M. Sévigny ajoute avoir déposé le rapport et être « passé à autre chose ». De l’extérieur, donc, il se garde de « porter un jugement » sur le travail effectué depuis le dépôt du livre vert, ne sachant pas si le ministère de la Sécurité publique a lancé des chantiers à l’interne.
Son ex-collègue Louis Côté dit quant à lui avoir « confiance [dans le fait] que les choses vont se produire ». Il souligne que les élections municipales à l’automne, puis la pandémie, ont pu retarder la mise en œuvre des recommandations. « Il ne faut pas s’attendre à ce que ce soit réglé demain matin », dit-il par exemple au sujet de la refonte de la carte policière.
Le CCRP, dont il était membre à titre d’ex-officier de la Sûreté du Québec, recommandait de faire passer le nombre de corps policiers de 31 à 13. La proposition demandait d’être « documentée et chiffrée » et n’allait pas se concrétiser « à court terme », avait déclaré Mme Guilbault lors du dépôt du livre vert. Un an plus tard, le ministère de la Sécurité publique dit avoir l’intention de « poursuivre ces travaux sur un échéancier à plus long terme », a fait savoir la relationniste Louise Quintin.
Statu quo sur l’UPAC ?
Le livre vert sur la police recommandait aussi l’intégration de l’UPAC à une escouade spécialisée en cybercriminalité et en crimes économiques, pour mettre fin au travail en vase clos et favoriser la mise en commun d’expertises. À ce sujet, la réflexion « demeure la même », écrit Mme Quintin.
« Le gouvernement considère que [l’UPAC a] en main les outils nécessaires pour mener à bien sa mission. Il n’y a donc pas d’intention de modifier la forme actuelle de ce dernier présentement », écrit-elle.
Le directeur général de l’Association des directeurs de police du Québec (ADPQ), Didier Deramond, juge néanmoins que la ministre Guilbault n’a pas écarté la recommandation visant l’UPAC. « Elle nous a donné le feu vert pour travailler la question », assure-t-il.
L’ADPQ cherche à établir un partenariat avec des acteurs privés pour mieux lutter contre la cybercriminalité ou la fraude financière de haut niveau. Ce dossier « pas simple », qu’elle pilote de concert avec la Sûreté du Québec, est « une priorité », souligne M. Deramond. « Ça avance, je peux vous dire que ça avance », souligne-t-il, en précisant que ses équipes travaillent « dans l’ombre ».

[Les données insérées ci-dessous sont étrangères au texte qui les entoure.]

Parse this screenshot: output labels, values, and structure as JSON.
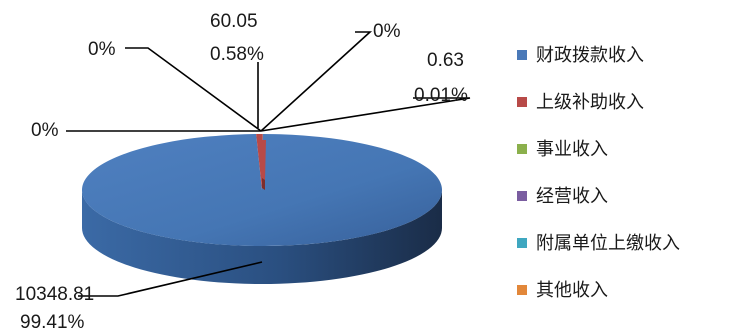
{
  "chart_data": {
    "type": "pie",
    "title": "",
    "style": "3d",
    "legend_position": "right",
    "series": [
      {
        "name": "财政拨款收入",
        "value": 10348.81,
        "percent": "99.41%",
        "color": "#4a79b8",
        "value_label": "10348.81",
        "percent_label": "99.41%"
      },
      {
        "name": "上级补助收入",
        "value": 60.05,
        "percent": "0.58%",
        "color": "#b84a48",
        "value_label": "60.05",
        "percent_label": "0.58%"
      },
      {
        "name": "事业收入",
        "value": 0,
        "percent": "0%",
        "color": "#8bb04c",
        "value_label": "",
        "percent_label": "0%"
      },
      {
        "name": "经营收入",
        "value": 0,
        "percent": "0%",
        "color": "#7a5da0",
        "value_label": "",
        "percent_label": "0%"
      },
      {
        "name": "附属单位上缴收入",
        "value": 0,
        "percent": "0%",
        "color": "#3fa7c0",
        "value_label": "",
        "percent_label": "0%"
      },
      {
        "name": "其他收入",
        "value": 0.63,
        "percent": "0.01%",
        "color": "#e2873a",
        "value_label": "0.63",
        "percent_label": "0.01%"
      }
    ]
  }
}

Son association avait aussi réclamé la création d’un programme national pour protéger la santé mentale des policiers. Celle-ci s’est retrouvée dans le livre vert, qui a accordé, au total, sept recommandations au dossier de la santé mentale.
À ce jour, Québec a réservé 2,9 millions de dollars sur cinq ans pour « soutenir les policiers en détresse psychologique », confirme le ministère de la Sécurité publique.
Interpellations
Le CCRP avait en outre relevé l’importance de « colliger des données raciales » sur les personnes interpellées par les policiers. Le ministère dit y travailler et « soutenir financièrement » les corps de police qui souhaitent documenter leurs pratiques.
Le projet de loi 18 prévoyait d’ailleurs d’élargir le pouvoir de la ministre afin qu’elle puisse établir des lignes directrices « pour encadrer l’interpellation policière de manière plus rigoureuse », note Mme Quintin.
En août 2020, la ministre Guilbault a proposé des balises pour encadrer les interpellations policières — balises auxquelles les policiers n’étaient pas contraints de se conformer. Celles-ci, intégrées au Guide des pratiques policières, ont-elles bel et bien été appliquées par les corps policiers ? « Le [ministère] n’a pas de données précises à ce sujet », a répondu Mme Quintin.